Anak panah itu meluncur cepat. Lalu menancap tepat di titik tengah.
“Good! Coba lagi!”
Zhen langsung memundurkan langkah, Menghirup udara sebanyak-banyaknya. Jika sedikit saja lebih lama dalam posisi itu, mungkin ia akan terkena serangan jantung.
‘Masalah banget ini cewek! Masalah buat jantung gue!’
Sementara Isla, yang sadar jika tembakannya tepat mengenai titik dengan nilai tertinggi, tetap tak mampu menunjukkan ekpresi riang. Ia sibuk dengan jantungnya yang mengepak kencang, dan perutnya yang terasa ngilu.
‘La, lo kenapa sih? Ga gini La rencananya.’

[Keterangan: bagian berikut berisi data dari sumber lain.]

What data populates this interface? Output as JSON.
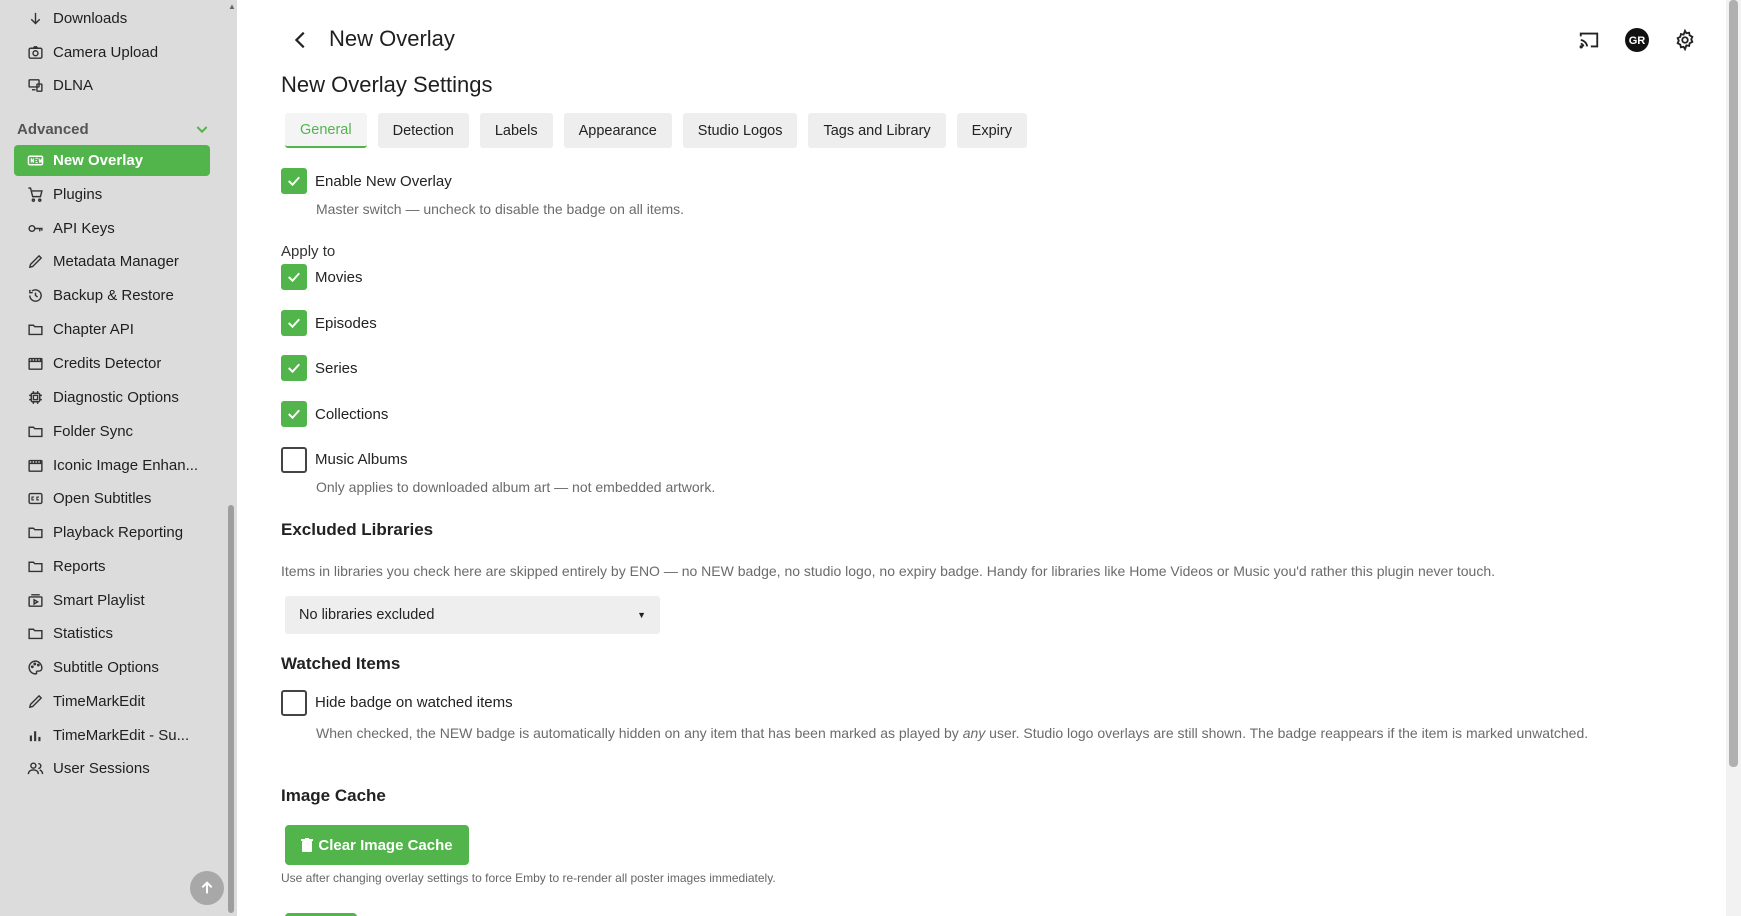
{
  "sidebar": {
    "top_items": [
      {
        "label": "Downloads",
        "icon": "download-icon"
      },
      {
        "label": "Camera Upload",
        "icon": "camera-icon"
      },
      {
        "label": "DLNA",
        "icon": "dlna-icon"
      }
    ],
    "section_label": "Advanced",
    "items": [
      {
        "label": "New Overlay",
        "icon": "new-badge-icon",
        "active": true
      },
      {
        "label": "Plugins",
        "icon": "cart-icon"
      },
      {
        "label": "API Keys",
        "icon": "key-icon"
      },
      {
        "label": "Metadata Manager",
        "icon": "pencil-icon"
      },
      {
        "label": "Backup & Restore",
        "icon": "restore-icon"
      },
      {
        "label": "Chapter API",
        "icon": "folder-icon"
      },
      {
        "label": "Credits Detector",
        "icon": "film-icon"
      },
      {
        "label": "Diagnostic Options",
        "icon": "chip-icon"
      },
      {
        "label": "Folder Sync",
        "icon": "folder-icon"
      },
      {
        "label": "Iconic Image Enhan...",
        "icon": "film-icon"
      },
      {
        "label": "Open Subtitles",
        "icon": "cc-icon"
      },
      {
        "label": "Playback Reporting",
        "icon": "folder-icon"
      },
      {
        "label": "Reports",
        "icon": "folder-icon"
      },
      {
        "label": "Smart Playlist",
        "icon": "playlist-icon"
      },
      {
        "label": "Statistics",
        "icon": "folder-icon"
      },
      {
        "label": "Subtitle Options",
        "icon": "palette-icon"
      },
      {
        "label": "TimeMarkEdit",
        "icon": "pencil-icon"
      },
      {
        "label": "TimeMarkEdit - Su...",
        "icon": "bar-chart-icon"
      },
      {
        "label": "User Sessions",
        "icon": "users-icon"
      }
    ]
  },
  "header": {
    "title": "New Overlay",
    "settings_title": "New Overlay Settings",
    "avatar_initials": "GR"
  },
  "tabs": [
    {
      "label": "General",
      "active": true
    },
    {
      "label": "Detection"
    },
    {
      "label": "Labels"
    },
    {
      "label": "Appearance"
    },
    {
      "label": "Studio Logos"
    },
    {
      "label": "Tags and Library"
    },
    {
      "label": "Expiry"
    }
  ],
  "general": {
    "enable_label": "Enable New Overlay",
    "enable_checked": true,
    "enable_help": "Master switch — uncheck to disable the badge on all items.",
    "apply_to_label": "Apply to",
    "apply_to": [
      {
        "label": "Movies",
        "checked": true
      },
      {
        "label": "Episodes",
        "checked": true
      },
      {
        "label": "Series",
        "checked": true
      },
      {
        "label": "Collections",
        "checked": true
      },
      {
        "label": "Music Albums",
        "checked": false
      }
    ],
    "music_help": "Only applies to downloaded album art — not embedded artwork.",
    "excluded_heading": "Excluded Libraries",
    "excluded_desc": "Items in libraries you check here are skipped entirely by ENO — no NEW badge, no studio logo, no expiry badge. Handy for libraries like Home Videos or Music you'd rather this plugin never touch.",
    "excluded_select_value": "No libraries excluded",
    "watched_heading": "Watched Items",
    "hide_watched_label": "Hide badge on watched items",
    "hide_watched_checked": false,
    "watched_help_part1": "When checked, the NEW badge is automatically hidden on any item that has been marked as played by ",
    "watched_help_em": "any",
    "watched_help_part2": " user. Studio logo overlays are still shown. The badge reappears if the item is marked unwatched.",
    "cache_heading": "Image Cache",
    "clear_cache_label": "Clear Image Cache",
    "cache_help": "Use after changing overlay settings to force Emby to re-render all poster images immediately."
  },
  "colors": {
    "accent": "#52b54b",
    "sidebar_bg": "#dcdcdc"
  }
}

“ZHEN!” pekikan Kenji membuyarkan lamunan keduanya. “Kecelakaan beruntun. Ada kendaraan pribadi yang tiba-tiba kecepatannya ga terkendali, nabrak pembatas sampai mental ke jalur lawan.”
“Innalillahi,” lirih Zhen.
“Ayo Zhen, kita berlomba dengan kedatangan pasien!”

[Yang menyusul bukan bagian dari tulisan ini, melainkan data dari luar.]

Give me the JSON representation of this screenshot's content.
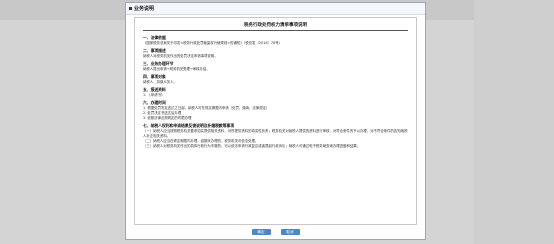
{
  "dialog": {
    "title": "业务说明",
    "buttons": {
      "confirm": "确定",
      "cancel": "取消"
    }
  },
  "document": {
    "title": "税务行政处罚权力清单事项说明",
    "sections": [
      {
        "heading": "一、法律依据",
        "lines": [
          "《国家税务总局关于印发<税务行政处罚裁量权行使规则>的通知》（税总发〔2016〕78号）"
        ]
      },
      {
        "heading": "二、事项描述",
        "lines": [
          "纳税人对税务机关作出的处罚决定申请事项说明。"
        ]
      },
      {
        "heading": "三、业务办理环节",
        "lines": [
          "纳税人提出申请→税务机关受理→审核办结。"
        ]
      },
      {
        "heading": "四、事项对象",
        "lines": [
          "纳税人、扣缴义务人。"
        ]
      },
      {
        "heading": "五、报送资料",
        "lines": [
          "1. 《申请书》"
        ]
      },
      {
        "heading": "六、办理时间",
        "lines": [
          "1. 根据处罚决定送达之日起，纳税人可在规定期限内申请（处罚、缴纳、法律规定）",
          "2. 处罚决定书送达后办理",
          "3. 依照法律法规规定的时限办理"
        ]
      },
      {
        "heading": "七、纳税人权利和申请结果反馈说明及补缴税款等事项",
        "paragraphs": [
          "（一）纳税人应当按照税务机关要求如实提供相关资料，对所提供资料的真实性负责；税务机关对纳税人提供的资料进行审核，对符合条件的予以办理，对不符合条件的告知纳税人补正相关资料。",
          "（二）纳税人应当在规定期限内办理，逾期未办理的，税务机关可依法处理。",
          "（三）纳税人对税务机关作出的具体行政行为不服的，可以依法申请行政复议或者提起行政诉讼；纳税人可通过电子税务局查询办理进度和结果。"
        ]
      }
    ]
  }
}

Zhen bergerak cepat, sementara Isla masih mematung di posisinya. Shock dengan apa yang baru saja ia dengar.
Usai melepaskan semua perlengkapan memanah di tubuhnya, Zhen menolehkan pandangan ke kiri dan kanan, merasa heran karena Isla tak mengikutinya.
“LA!”
Isla tak merespon panggilan Zhen.
Ia melangkah kembali, mendekati Isla lalu membantu melepaskan semua peralatan yang menempel di tubuhnya. Seorang pekerja di archery field itu mendekati keduanya, mengambil semua peralatan yang Zhen genggam untuk menyimpannya.
Zhen lalu menangkup wajah Isla, memaksa Isla menatapnya.
“Are you fine?”
“Papa...”
“Papa?”
“Papa pernah stroke di jalan. Mobilnya lari ke jalur lawan,” lirih Isla.
“Tapi Papa kamu ga apa-apa kan?”
Isla menggeleng.
“Itu alasan kenapa saya ga melanjutkan pendidikan saya, Dok.”
Zhen terdiam. Namun wajah sendu Isla membuatnya tak sanggup bertanya lebih jauh. Ia merangkul Isla hangat, membawanya meninggalkan area memanah itu, kembali menuju Jakarta.